Over the last decade or so, we have witnessed significant advances in the understanding of the genetic basis of lupus, and of the immunological derangements which lead to the clinical manifestations of the disease.
Advances have been made in the assessment of the impact of the disease in general, and in minority population groups, in particular and efforts are being made towards defining lupus biomarkers which may help both to predict disease outcome and to guide treatments.
Lupus therapies then and now
Finally, no discussion of the history of lupus is complete without a review of the development of therapy. Payne, in 1894, first reported the usefulness of quinine in the treatment of lupus. Four years later, the use of salicylates in conjunction with quinine was also noted to be of benefit.
Cortisone/corticosteroids were introduced for the treatment of lupus in the middle part of the 20th century by Hench. Presently, corticosteroids are the primary therapy for almost all individuals with lupus.
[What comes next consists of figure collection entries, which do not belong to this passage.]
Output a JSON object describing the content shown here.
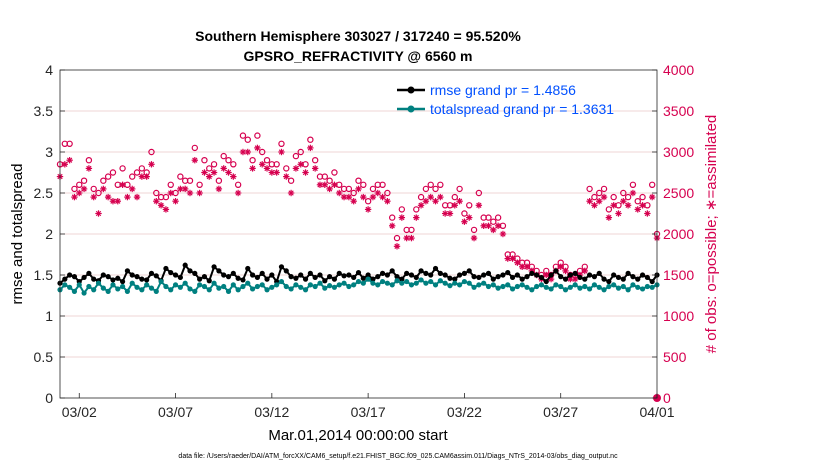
{
  "title_line1": "Southern Hemisphere 303027 / 317240 = 95.520%",
  "title_line2": "GPSRO_REFRACTIVITY @ 6560 m",
  "xlabel": "Mar.01,2014 00:00:00 start",
  "ylabel_left": "rmse and totalspread",
  "ylabel_right": "# of obs: o=possible; ∗=assimilated",
  "footer": "data file: /Users/raeder/DAI/ATM_forcXX/CAM6_setup/f.e21.FHIST_BGC.f09_025.CAM6assim.011/Diags_NTrS_2014-03/obs_diag_output.nc",
  "legend": {
    "rmse": "rmse grand pr = 1.4856",
    "spread": "totalspread grand pr = 1.3631"
  },
  "colors": {
    "rmse": "#000000",
    "spread": "#008080",
    "obs": "#d6004f",
    "legend_text": "#0050ff"
  },
  "chart_data": {
    "type": "line",
    "x_unit": "days since Mar.01,2014 00:00:00",
    "xlim": [
      0,
      31
    ],
    "x_ticks": [
      {
        "x": 1,
        "label": "03/02"
      },
      {
        "x": 6,
        "label": "03/07"
      },
      {
        "x": 11,
        "label": "03/12"
      },
      {
        "x": 16,
        "label": "03/17"
      },
      {
        "x": 21,
        "label": "03/22"
      },
      {
        "x": 26,
        "label": "03/27"
      },
      {
        "x": 31,
        "label": "04/01"
      }
    ],
    "ylim_left": [
      0,
      4
    ],
    "yticks_left": [
      "0",
      "0.5",
      "1",
      "1.5",
      "2",
      "2.5",
      "3",
      "3.5",
      "4"
    ],
    "ylim_right": [
      0,
      4000
    ],
    "yticks_right": [
      "0",
      "500",
      "1000",
      "1500",
      "2000",
      "2500",
      "3000",
      "3500",
      "4000"
    ],
    "grid": "horizontal",
    "legend_position": "top-right",
    "series": [
      {
        "name": "rmse grand pr = 1.4856",
        "axis": "left",
        "marker": "dot",
        "color": "#000000",
        "values": [
          1.4,
          1.45,
          1.5,
          1.48,
          1.42,
          1.47,
          1.52,
          1.45,
          1.43,
          1.5,
          1.48,
          1.44,
          1.46,
          1.42,
          1.55,
          1.5,
          1.48,
          1.45,
          1.44,
          1.52,
          1.49,
          1.43,
          1.58,
          1.53,
          1.5,
          1.47,
          1.62,
          1.55,
          1.52,
          1.45,
          1.48,
          1.43,
          1.6,
          1.55,
          1.5,
          1.48,
          1.52,
          1.46,
          1.44,
          1.58,
          1.5,
          1.47,
          1.52,
          1.45,
          1.5,
          1.42,
          1.6,
          1.55,
          1.48,
          1.46,
          1.5,
          1.45,
          1.52,
          1.47,
          1.5,
          1.43,
          1.48,
          1.45,
          1.52,
          1.49,
          1.5,
          1.47,
          1.53,
          1.46,
          1.5,
          1.45,
          1.48,
          1.52,
          1.5,
          1.55,
          1.48,
          1.45,
          1.52,
          1.5,
          1.47,
          1.55,
          1.52,
          1.5,
          1.58,
          1.52,
          1.5,
          1.46,
          1.45,
          1.5,
          1.52,
          1.55,
          1.48,
          1.47,
          1.5,
          1.52,
          1.45,
          1.48,
          1.5,
          1.53,
          1.47,
          1.5,
          1.45,
          1.48,
          1.52,
          1.5,
          1.47,
          1.42,
          1.5,
          1.55,
          1.48,
          1.45,
          1.5,
          1.52,
          1.47,
          1.45,
          1.5,
          1.48,
          1.52,
          1.45,
          1.42,
          1.5,
          1.47,
          1.45,
          1.52,
          1.48,
          1.45,
          1.5,
          1.47,
          1.42,
          1.5
        ]
      },
      {
        "name": "totalspread grand pr = 1.3631",
        "axis": "left",
        "marker": "dot",
        "color": "#008080",
        "values": [
          1.32,
          1.38,
          1.35,
          1.3,
          1.38,
          1.28,
          1.36,
          1.32,
          1.4,
          1.34,
          1.3,
          1.38,
          1.33,
          1.36,
          1.3,
          1.4,
          1.35,
          1.32,
          1.38,
          1.34,
          1.3,
          1.42,
          1.36,
          1.32,
          1.38,
          1.35,
          1.4,
          1.33,
          1.3,
          1.38,
          1.36,
          1.32,
          1.4,
          1.34,
          1.36,
          1.3,
          1.38,
          1.32,
          1.36,
          1.4,
          1.33,
          1.36,
          1.38,
          1.32,
          1.35,
          1.38,
          1.42,
          1.36,
          1.33,
          1.38,
          1.35,
          1.32,
          1.38,
          1.36,
          1.4,
          1.34,
          1.37,
          1.35,
          1.38,
          1.4,
          1.36,
          1.38,
          1.42,
          1.4,
          1.45,
          1.4,
          1.38,
          1.42,
          1.4,
          1.38,
          1.43,
          1.4,
          1.42,
          1.38,
          1.4,
          1.44,
          1.4,
          1.42,
          1.38,
          1.43,
          1.4,
          1.37,
          1.4,
          1.38,
          1.42,
          1.4,
          1.35,
          1.38,
          1.4,
          1.36,
          1.38,
          1.34,
          1.36,
          1.38,
          1.33,
          1.36,
          1.38,
          1.35,
          1.32,
          1.36,
          1.38,
          1.35,
          1.33,
          1.38,
          1.36,
          1.32,
          1.35,
          1.38,
          1.34,
          1.36,
          1.33,
          1.38,
          1.35,
          1.32,
          1.36,
          1.38,
          1.34,
          1.36,
          1.32,
          1.38,
          1.35,
          1.33,
          1.36,
          1.35,
          1.38
        ]
      },
      {
        "name": "possible",
        "axis": "right",
        "marker": "o",
        "color": "#d6004f",
        "values": [
          2850,
          3100,
          3100,
          2550,
          2600,
          2650,
          2900,
          2550,
          2500,
          2650,
          2700,
          2750,
          2600,
          2800,
          2600,
          2700,
          2750,
          2800,
          2750,
          3000,
          2500,
          2450,
          2450,
          2600,
          2500,
          2700,
          2650,
          2650,
          3050,
          2600,
          2900,
          2800,
          2850,
          2650,
          2950,
          2900,
          2850,
          2600,
          3200,
          3150,
          2900,
          3200,
          3000,
          2900,
          2850,
          2850,
          3100,
          2800,
          2650,
          2950,
          3000,
          2850,
          3150,
          2900,
          2700,
          2700,
          2650,
          2750,
          2600,
          2550,
          2550,
          2500,
          2650,
          2600,
          2400,
          2550,
          2600,
          2600,
          2500,
          2200,
          1950,
          2300,
          2050,
          2050,
          2300,
          2450,
          2550,
          2600,
          2550,
          2600,
          2350,
          2350,
          2450,
          2550,
          2250,
          2350,
          2050,
          2500,
          2200,
          2200,
          2150,
          2200,
          2100,
          1750,
          1750,
          1700,
          1650,
          1650,
          1600,
          1550,
          1500,
          1550,
          1500,
          1600,
          1650,
          1600,
          1500,
          1500,
          1550,
          1600,
          2550,
          2450,
          2500,
          2550,
          2300,
          2450,
          2350,
          2500,
          2450,
          2600,
          2400,
          2450,
          2350,
          2600,
          2000
        ]
      },
      {
        "name": "assimilated",
        "axis": "right",
        "marker": "*",
        "color": "#d6004f",
        "values": [
          2700,
          2850,
          2900,
          2450,
          2500,
          2550,
          2800,
          2450,
          2250,
          2550,
          2450,
          2400,
          2400,
          2600,
          2450,
          2550,
          2450,
          2700,
          2700,
          2850,
          2400,
          2350,
          2300,
          2500,
          2400,
          2550,
          2550,
          2500,
          2900,
          2500,
          2750,
          2700,
          2750,
          2550,
          2800,
          2750,
          2700,
          2500,
          3000,
          3000,
          2800,
          3050,
          2850,
          2800,
          2750,
          2750,
          3000,
          2700,
          2500,
          2800,
          2850,
          2750,
          3050,
          2800,
          2600,
          2600,
          2550,
          2600,
          2500,
          2450,
          2450,
          2400,
          2550,
          2450,
          2300,
          2450,
          2500,
          2450,
          2400,
          2100,
          1850,
          2200,
          1950,
          1950,
          2200,
          2350,
          2400,
          2450,
          2400,
          2450,
          2250,
          2250,
          2350,
          2400,
          2150,
          2200,
          1950,
          2350,
          2100,
          2100,
          2050,
          2100,
          2000,
          1700,
          1700,
          1650,
          1600,
          1600,
          1550,
          1500,
          1450,
          1500,
          1450,
          1550,
          1600,
          1550,
          1450,
          1450,
          1500,
          1550,
          2400,
          2350,
          2400,
          2450,
          2200,
          2350,
          2250,
          2400,
          2350,
          2500,
          2300,
          2350,
          2250,
          2450,
          1950
        ]
      }
    ]
  }
}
Antimalarials, used in the past principally for lupus skin and joint involvement, are now recognized to prevent the occurrence of flares, the accumulation of damage, and the occurrence of early mortality.
Cytotoxic/immunosuppressive drugs are used for glomerulonephritis, systemic vasculitis, and other severe life-threatening manifestations of lupus. Newer biologic agents are now used, either off-label or after approval by regulatory agencies in the U.S., Europe, and other countries.
Other potential drug products are being investigated as new disease pathways are being discovered.
The history of lupus, although dating back at least to the Middle Ages, has experienced an explosion in this century, especially during the modern era over the past 60 years. It is hoped that this growth of new knowledge will allow a better understanding of immunopathogenesis of the disease and the development of more effective treatments.